O homem que comia não

(final)
Recapitulando: Jair, desempregado há dois anos, descobre que por alguma razão desconhecida passou a se alimentar de nãos. A cada não, vai tomando conta de seu corpo uma sensação de saciedade e há mesmo dias em que volta para casa como quem chega de um banquete. Logo Jair se torna um degustador de nãos, descobrindo sabores e sustâncias diferentes nos nãos que recebe. Uma noite em que não consegue dormir de tanto não que comera, ele tem uma idéia que lhe parece brilhante: no dia seguinte iria almoçar não em um banco! Quase perdeu de vez o sono imaginando a fartura e a variedade de nãos que um banco teria a oferecer a alguém como ele.

* * *
No outro dia, às dez em ponto, lá estava Jair na porta da agência de um grande banco. Vestia sua pior roupa, mas não chegava a ostentar miséria e a barba por fazer até lhe acrescentava um ar moderno e casual. Tudo estudado para despertar no gerente um sentimento que oscilasse, indeciso, entre dois finíssimos temperos de não: a polidez e o desprezo.

Passou sem problemas pela porta giratória, procurou o espaço da gerência e foi se encaminhando devagar, para se fazer notado. Havia um grupo de mesas, mas a única sem cliente era a de uma moça loura, bonita, que não devia ter mais do que 30 anos. “Não de mulher é mais gostoso”, pensou consigo mesmo.

Sentou-se e encarou a gerente:
– Bom dia! Quero abrir uma conta!
– Muito bem! O senhor já é nosso cliente?
– Não.
– Já trabalha com outros bancos?
– Não.
– Então eu vou precisar de alguns documentos seus… Coisa simples. Comprovante de renda o senhor trouxe?
– Não. Na verdade, nem tenho.
– Ah, o senhor é autônomo…
– Não! Eu sou desempregado…
– Ah, sim…
– Sim?
– Bem, o senhor tem poupança?
– Não!
– Quer abrir uma?
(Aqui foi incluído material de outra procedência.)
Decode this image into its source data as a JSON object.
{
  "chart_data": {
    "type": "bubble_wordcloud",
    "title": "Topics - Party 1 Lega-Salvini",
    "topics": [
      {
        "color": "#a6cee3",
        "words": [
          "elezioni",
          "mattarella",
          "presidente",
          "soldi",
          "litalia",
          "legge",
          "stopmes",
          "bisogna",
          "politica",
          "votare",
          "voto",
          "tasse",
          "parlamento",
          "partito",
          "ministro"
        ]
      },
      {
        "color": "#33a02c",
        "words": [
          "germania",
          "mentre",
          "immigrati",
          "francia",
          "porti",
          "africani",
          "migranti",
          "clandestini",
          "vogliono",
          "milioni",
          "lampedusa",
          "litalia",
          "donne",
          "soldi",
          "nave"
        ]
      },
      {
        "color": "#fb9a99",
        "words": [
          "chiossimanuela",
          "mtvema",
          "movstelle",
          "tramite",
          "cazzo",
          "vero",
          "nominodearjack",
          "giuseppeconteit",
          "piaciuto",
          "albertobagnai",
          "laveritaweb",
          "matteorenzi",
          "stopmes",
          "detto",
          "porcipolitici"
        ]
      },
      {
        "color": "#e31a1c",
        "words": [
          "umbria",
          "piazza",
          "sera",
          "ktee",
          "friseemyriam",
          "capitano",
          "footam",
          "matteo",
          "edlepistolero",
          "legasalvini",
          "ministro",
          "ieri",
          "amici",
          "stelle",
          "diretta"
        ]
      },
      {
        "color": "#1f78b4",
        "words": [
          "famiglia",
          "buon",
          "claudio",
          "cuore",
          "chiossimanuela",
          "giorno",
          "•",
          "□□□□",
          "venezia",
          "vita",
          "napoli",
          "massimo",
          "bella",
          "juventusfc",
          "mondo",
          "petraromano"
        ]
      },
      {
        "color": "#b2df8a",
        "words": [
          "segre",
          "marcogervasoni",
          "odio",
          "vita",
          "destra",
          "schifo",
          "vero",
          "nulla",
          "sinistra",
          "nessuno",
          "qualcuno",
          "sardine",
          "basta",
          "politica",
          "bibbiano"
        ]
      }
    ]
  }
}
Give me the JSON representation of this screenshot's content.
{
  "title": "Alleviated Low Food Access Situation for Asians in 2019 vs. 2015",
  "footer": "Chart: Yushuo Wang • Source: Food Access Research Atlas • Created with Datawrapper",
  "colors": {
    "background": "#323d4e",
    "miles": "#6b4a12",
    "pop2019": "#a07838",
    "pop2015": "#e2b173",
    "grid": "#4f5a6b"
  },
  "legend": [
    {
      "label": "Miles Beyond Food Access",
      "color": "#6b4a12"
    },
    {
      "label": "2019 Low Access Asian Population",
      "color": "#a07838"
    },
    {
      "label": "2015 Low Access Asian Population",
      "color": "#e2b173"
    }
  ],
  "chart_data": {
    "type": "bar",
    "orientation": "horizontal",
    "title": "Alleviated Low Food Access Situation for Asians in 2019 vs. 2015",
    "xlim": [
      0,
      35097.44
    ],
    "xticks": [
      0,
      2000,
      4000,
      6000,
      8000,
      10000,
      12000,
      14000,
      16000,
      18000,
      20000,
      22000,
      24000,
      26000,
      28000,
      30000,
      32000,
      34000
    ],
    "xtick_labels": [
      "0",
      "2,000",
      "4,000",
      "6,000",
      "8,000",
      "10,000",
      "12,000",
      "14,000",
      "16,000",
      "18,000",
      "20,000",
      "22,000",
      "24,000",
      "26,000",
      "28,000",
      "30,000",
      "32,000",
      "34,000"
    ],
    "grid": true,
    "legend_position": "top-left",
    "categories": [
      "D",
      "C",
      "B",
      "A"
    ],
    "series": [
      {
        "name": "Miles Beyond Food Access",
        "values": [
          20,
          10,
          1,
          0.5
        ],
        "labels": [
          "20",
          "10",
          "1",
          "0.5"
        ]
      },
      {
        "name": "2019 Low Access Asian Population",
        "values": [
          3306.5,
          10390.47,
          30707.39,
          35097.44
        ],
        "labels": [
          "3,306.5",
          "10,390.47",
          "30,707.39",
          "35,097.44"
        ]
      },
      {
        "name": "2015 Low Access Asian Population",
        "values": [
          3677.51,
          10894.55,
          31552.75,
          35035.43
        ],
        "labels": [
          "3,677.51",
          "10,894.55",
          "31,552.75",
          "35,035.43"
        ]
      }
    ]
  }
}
É fácil…
– Não, não! Eu quero uma conta…
– Que bom! Assim que o senhor reunir condições para isso, será um prazer tê-lo como cliente…
– Ah, não!
– O senhor não quer?
– Não! Claro que não! Eu só quero…
Jair percebeu que a cada não que a moça lhe arrancava ele se sentia mais fraco. Estava ficando frio e um leve tremor lhe percorreu o corpo. Era fome.
– Tudo que eu quero é um não… Um, não, vários!
– Como assim?
– Um não! Não! Entende? Não!
De repente, o desespero e a fraqueza lhe inspiraram.
– Se eu lhe convidar para passar a noite lá em casa hoje, o que você responderia?
A gerente arregalou os olhos e em seguida fez um sinal discreto com os dedos. Jair ainda insistiu “Quer dormir comigo esta noite?”, mas um dos seguranças já estava ao seu lado.
– Queira me acompanhar, senhor.
– Não! Jair gritou e o que lhe restava de força se esvaiu. Sequer resistiu quando o rapaz o levantou quase carinhosamente pelo braço e o conduziu até a porta. No caminho, revirando os bolsos, encontrou uma nota amassada de um real e mais algumas moedas. “Deve dar pra um salgadinho”, pensou quando se viu na rua.